Burnett gave a few glimpses of what’s to come but was mostly mum in a TCA press tour panel Friday in which he was joined by John Shaffner, chairman/CEO of the Academy of Television Arts & Sciences and host Jane Lynch, from “Glee.”
“It’s not broke, i don’t need to fix it,” said Burnett of the Emmys, who was joined in his praise of last year’s show by his panelists.
But Burnett drew nervous laughter from the audience when asked about “In Memoriam,” a portion that is typically a solemn montage recognizing figures from the television industry who died over the past 12 months.
“It doesn’t need to be a bummer,” said Burnett of the segment, triggering titters from assembled press.
Seeing the reaction to his description, Burnett clarified what he meant by saying the segment could go beyond the customary montage and focus on the work that is the legacy of the honored dead. “It can be a celebration of what was left behind,” he elaborated.
All in all, Burnett identified the biggest change to the show would be the insertion of more humorous segments that will keep the pace of the evening’s three hours moving along.
“The best way to do the show is a lot of shorter bits so it keeps moving along,” said Burnett. “I think award shows, if they’re just about giving awards, they can slow down.”
The Emmys, which drew a total audience last year of 13.5 million that stayed even with its 2009 ratings, will be supported by a social-media campaign and a backstage system of video cameras supplying content online similar to what the previous Academy Awards did, including a “thank you cam” for winners who forget to show their appreciation to take another shot at it during commercials.
Asked whether her humor would be as cutting as Ricky Gervais, who was widely criticized for taking things too far at the last Golden Globes, Lynch suggested hers was a kinder, friendlier hosting style. “We don’t have that snarkiness that Ricky has, though I was a huge fan of it,” she said.

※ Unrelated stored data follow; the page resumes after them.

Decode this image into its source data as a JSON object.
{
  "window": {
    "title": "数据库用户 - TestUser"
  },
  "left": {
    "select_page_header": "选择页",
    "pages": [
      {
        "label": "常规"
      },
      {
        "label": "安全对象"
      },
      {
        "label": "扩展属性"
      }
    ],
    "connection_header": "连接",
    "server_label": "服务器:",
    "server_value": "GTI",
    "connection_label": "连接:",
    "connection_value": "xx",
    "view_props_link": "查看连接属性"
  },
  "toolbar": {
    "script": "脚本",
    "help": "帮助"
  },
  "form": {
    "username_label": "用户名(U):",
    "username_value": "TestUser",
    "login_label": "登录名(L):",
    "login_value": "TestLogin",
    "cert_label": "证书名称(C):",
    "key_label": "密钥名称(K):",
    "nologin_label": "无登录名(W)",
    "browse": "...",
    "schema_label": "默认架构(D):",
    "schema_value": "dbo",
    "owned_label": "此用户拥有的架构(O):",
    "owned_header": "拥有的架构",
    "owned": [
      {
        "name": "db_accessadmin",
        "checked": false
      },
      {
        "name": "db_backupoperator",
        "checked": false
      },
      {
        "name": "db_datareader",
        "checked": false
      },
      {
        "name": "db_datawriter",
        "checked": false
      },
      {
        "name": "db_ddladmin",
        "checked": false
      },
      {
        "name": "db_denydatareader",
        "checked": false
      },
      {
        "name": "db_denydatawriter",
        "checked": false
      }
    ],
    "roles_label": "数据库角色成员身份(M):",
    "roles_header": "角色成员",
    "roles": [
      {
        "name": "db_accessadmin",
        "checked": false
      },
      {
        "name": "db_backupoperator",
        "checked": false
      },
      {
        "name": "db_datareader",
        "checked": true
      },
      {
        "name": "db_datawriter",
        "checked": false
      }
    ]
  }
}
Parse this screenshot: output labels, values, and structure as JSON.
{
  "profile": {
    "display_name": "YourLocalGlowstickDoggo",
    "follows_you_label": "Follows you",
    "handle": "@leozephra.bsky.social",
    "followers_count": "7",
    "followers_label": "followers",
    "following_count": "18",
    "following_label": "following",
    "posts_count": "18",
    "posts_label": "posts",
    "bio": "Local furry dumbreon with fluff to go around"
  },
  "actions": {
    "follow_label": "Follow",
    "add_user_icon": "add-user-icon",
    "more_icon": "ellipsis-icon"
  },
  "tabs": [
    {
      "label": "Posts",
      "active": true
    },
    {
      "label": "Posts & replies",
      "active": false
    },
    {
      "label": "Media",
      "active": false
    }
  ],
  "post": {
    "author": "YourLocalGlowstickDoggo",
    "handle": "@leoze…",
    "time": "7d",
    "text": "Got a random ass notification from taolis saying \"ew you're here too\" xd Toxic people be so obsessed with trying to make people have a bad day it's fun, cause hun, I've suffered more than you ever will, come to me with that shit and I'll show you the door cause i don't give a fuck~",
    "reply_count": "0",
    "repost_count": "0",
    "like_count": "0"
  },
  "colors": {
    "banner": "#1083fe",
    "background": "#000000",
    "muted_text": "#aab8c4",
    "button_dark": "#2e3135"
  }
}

Burnett suggested the overall tone of the show couldn’t get too risque but that the edginess Fox brings as a brand relative to the other broadcasters would allow for some liberties to be taken. “You can jump off the cliff at MTV,” he said, referring to his past stint producing the MTV Movie Awards. “At Fox, you can lean over, look down and just about fall off.”
Lynch, however, warned that she won’t spend too much time in the guise of her “Glee” character. “I think a little bit of Sue Sylvester goes a long way,” she said. “I think we’ll leave her track suit on the Paramount lot.”